Possible changes include new exhibits, changes to visitor information services and Canada Post office operations.
According to the city, in-person visitor information services in the tourism industry have evolved, and fewer people are using “user-paid postal services” at the post office.
Because of this, the city is working with the Steveston Historical Society and Tourism Richmond on what the future of the museum will look like.
Linda Barnes, chair of the Steveston Historical Society, said in a statement that the society is “keen to ensure its members and the community are involved and find the museum space relevant.”

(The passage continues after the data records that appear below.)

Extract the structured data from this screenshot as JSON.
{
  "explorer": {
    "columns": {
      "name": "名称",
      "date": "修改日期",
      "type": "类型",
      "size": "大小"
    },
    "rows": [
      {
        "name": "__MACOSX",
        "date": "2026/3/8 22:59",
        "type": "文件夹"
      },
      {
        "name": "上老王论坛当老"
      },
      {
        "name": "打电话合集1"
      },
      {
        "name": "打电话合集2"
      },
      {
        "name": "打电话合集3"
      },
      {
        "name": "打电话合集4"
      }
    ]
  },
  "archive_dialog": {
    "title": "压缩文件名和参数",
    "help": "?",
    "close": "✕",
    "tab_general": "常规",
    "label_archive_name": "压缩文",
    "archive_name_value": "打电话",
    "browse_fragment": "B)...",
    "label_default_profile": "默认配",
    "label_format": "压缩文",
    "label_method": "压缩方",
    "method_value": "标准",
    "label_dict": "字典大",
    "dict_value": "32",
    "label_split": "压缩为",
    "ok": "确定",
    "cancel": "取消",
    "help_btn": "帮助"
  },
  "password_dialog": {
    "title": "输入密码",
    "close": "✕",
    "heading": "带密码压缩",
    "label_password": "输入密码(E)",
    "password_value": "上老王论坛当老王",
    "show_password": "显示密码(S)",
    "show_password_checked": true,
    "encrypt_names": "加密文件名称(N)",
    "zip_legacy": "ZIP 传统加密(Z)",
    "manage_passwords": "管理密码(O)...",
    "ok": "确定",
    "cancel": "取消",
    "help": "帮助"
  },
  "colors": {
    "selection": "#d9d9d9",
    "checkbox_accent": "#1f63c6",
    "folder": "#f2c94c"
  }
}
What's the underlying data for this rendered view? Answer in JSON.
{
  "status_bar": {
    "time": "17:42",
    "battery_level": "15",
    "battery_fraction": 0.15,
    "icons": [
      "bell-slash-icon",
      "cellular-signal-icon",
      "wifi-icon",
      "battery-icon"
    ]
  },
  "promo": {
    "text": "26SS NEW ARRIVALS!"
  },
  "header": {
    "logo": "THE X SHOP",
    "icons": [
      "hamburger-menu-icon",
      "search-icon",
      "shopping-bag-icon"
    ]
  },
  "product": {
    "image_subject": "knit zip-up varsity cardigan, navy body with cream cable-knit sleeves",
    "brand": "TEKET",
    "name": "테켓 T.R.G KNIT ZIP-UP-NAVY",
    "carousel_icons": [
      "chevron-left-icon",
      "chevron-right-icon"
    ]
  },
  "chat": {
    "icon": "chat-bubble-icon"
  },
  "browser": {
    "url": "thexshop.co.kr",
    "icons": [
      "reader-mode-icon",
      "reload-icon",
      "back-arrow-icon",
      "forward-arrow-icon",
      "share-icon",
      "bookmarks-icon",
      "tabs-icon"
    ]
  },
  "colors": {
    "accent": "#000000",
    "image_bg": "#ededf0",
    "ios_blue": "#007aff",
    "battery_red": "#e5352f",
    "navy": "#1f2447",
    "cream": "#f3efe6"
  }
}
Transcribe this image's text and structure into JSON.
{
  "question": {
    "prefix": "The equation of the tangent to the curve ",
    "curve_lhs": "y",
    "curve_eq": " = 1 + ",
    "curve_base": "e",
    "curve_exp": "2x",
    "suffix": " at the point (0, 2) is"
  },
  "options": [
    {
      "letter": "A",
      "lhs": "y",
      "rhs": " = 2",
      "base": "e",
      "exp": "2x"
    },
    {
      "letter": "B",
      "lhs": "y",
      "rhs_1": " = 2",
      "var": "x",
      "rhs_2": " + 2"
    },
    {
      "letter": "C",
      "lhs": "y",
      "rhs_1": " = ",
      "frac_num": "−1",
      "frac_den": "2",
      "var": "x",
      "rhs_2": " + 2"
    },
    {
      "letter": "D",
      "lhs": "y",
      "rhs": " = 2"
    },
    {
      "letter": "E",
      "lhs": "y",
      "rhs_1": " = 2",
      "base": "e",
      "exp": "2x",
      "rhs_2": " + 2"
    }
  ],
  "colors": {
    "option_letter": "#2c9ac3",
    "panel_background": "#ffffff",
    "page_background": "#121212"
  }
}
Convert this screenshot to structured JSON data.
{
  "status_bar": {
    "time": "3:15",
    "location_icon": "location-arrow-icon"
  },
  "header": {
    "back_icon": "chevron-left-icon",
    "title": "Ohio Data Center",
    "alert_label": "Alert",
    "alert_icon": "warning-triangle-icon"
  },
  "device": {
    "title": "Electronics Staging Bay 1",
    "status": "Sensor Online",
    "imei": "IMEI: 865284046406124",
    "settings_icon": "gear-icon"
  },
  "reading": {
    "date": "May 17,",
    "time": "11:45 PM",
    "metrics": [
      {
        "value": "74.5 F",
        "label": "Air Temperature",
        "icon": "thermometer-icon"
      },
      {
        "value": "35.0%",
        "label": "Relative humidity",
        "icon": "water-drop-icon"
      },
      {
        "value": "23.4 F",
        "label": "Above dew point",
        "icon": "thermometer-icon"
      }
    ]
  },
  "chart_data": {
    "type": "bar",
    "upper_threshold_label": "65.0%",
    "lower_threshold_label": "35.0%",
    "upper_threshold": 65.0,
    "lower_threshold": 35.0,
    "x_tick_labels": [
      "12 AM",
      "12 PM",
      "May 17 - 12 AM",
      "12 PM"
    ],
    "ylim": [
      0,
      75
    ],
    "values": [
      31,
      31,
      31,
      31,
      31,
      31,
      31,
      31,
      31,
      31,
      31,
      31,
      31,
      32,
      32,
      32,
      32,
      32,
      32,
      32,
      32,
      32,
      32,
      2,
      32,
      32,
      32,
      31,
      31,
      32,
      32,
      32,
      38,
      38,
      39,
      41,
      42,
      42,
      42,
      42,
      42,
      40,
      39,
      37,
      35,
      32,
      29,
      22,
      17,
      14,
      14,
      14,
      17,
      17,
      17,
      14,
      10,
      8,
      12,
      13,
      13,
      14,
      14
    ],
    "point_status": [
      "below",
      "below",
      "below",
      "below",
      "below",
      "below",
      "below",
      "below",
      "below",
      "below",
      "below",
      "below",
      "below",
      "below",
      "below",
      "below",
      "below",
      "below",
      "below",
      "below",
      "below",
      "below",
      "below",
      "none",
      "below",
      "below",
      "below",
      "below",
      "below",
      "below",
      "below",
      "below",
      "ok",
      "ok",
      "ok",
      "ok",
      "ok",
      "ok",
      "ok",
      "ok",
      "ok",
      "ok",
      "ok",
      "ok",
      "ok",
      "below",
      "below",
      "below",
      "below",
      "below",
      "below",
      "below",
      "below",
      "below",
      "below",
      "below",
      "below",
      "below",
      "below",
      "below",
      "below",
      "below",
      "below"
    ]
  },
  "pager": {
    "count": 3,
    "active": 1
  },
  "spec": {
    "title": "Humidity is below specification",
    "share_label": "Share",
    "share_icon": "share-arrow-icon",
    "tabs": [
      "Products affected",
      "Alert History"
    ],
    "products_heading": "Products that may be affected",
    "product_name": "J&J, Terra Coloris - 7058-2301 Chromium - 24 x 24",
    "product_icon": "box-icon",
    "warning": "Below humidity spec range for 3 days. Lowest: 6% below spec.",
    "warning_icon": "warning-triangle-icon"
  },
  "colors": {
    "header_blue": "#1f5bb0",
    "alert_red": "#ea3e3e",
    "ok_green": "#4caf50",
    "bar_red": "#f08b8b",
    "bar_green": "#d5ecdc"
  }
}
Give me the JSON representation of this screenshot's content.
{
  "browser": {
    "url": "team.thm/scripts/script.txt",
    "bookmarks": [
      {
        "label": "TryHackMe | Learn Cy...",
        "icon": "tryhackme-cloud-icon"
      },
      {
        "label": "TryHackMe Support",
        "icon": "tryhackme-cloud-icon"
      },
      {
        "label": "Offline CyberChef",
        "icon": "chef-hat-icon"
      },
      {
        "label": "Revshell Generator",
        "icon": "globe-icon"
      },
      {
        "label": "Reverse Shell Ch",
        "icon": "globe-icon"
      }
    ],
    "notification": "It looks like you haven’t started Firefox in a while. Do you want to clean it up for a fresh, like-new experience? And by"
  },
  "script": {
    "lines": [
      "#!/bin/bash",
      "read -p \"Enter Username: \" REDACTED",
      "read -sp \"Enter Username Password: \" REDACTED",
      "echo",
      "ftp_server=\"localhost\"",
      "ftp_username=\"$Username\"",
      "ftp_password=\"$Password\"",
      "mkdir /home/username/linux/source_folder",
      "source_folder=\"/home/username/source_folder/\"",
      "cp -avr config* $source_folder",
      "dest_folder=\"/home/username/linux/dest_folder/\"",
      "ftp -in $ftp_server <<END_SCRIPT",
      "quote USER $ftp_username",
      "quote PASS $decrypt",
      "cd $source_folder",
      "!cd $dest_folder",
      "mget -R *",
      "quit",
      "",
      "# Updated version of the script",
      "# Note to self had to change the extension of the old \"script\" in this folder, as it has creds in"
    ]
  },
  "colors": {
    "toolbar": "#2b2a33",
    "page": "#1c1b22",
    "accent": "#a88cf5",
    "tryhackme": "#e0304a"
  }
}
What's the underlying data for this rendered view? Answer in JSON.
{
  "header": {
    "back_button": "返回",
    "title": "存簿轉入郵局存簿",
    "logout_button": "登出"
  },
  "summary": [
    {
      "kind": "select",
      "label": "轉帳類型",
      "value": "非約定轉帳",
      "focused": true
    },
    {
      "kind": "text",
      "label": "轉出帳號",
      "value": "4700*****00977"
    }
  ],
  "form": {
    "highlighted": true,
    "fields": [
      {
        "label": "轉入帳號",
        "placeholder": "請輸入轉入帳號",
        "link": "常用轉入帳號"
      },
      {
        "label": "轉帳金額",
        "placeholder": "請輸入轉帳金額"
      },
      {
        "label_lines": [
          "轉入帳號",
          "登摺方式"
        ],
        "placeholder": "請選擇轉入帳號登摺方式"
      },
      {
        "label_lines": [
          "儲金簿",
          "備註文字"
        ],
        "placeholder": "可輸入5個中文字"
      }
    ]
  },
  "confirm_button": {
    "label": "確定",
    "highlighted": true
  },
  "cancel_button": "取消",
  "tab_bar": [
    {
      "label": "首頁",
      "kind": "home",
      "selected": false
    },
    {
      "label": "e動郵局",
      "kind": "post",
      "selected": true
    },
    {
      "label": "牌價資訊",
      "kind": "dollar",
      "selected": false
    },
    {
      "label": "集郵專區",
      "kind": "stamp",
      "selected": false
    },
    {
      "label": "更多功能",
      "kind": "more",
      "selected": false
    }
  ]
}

More information about the changes, as well as an online survey for the public and tourism stakeholders, is available online at LetsTalkRichmond.ca. The survey will be available until Sunday, March 14, and printed versions of the survey are available upon request.
People can also contact the Steveston Museum at firstname.lastname@example.org or call 604-238-8037 for more information or assistance.
“City council and staff are committed to sustaining and developing cultural heritage and a wide range of cultural experiences and opportunities for residents and visitors,” said Mayor Malcolm Brodie, in a statement.
“The Steveston Museum, the surrounding Town Square Park and Japanese Fishermen’s Benevolent Society building form an important historic destination, and we look forward to working with Steveston Historical Society, Tourism Richmond and the public to re-imagine its future.”
The Steveston Museum has occupied the Northern Bank heritage building at Moncton Street and First Avenue since 1979, and, for many years, has held a Canada Post outlet operated by the Steveston Historical Society as well as a Visitor Information Centre operated by Tourism Richmond.
In 2015, the Japanese Fishermen’s Benevolent Society joined with the museum and became home to an exhibit on Japanese-Canadian experiences in Steveston.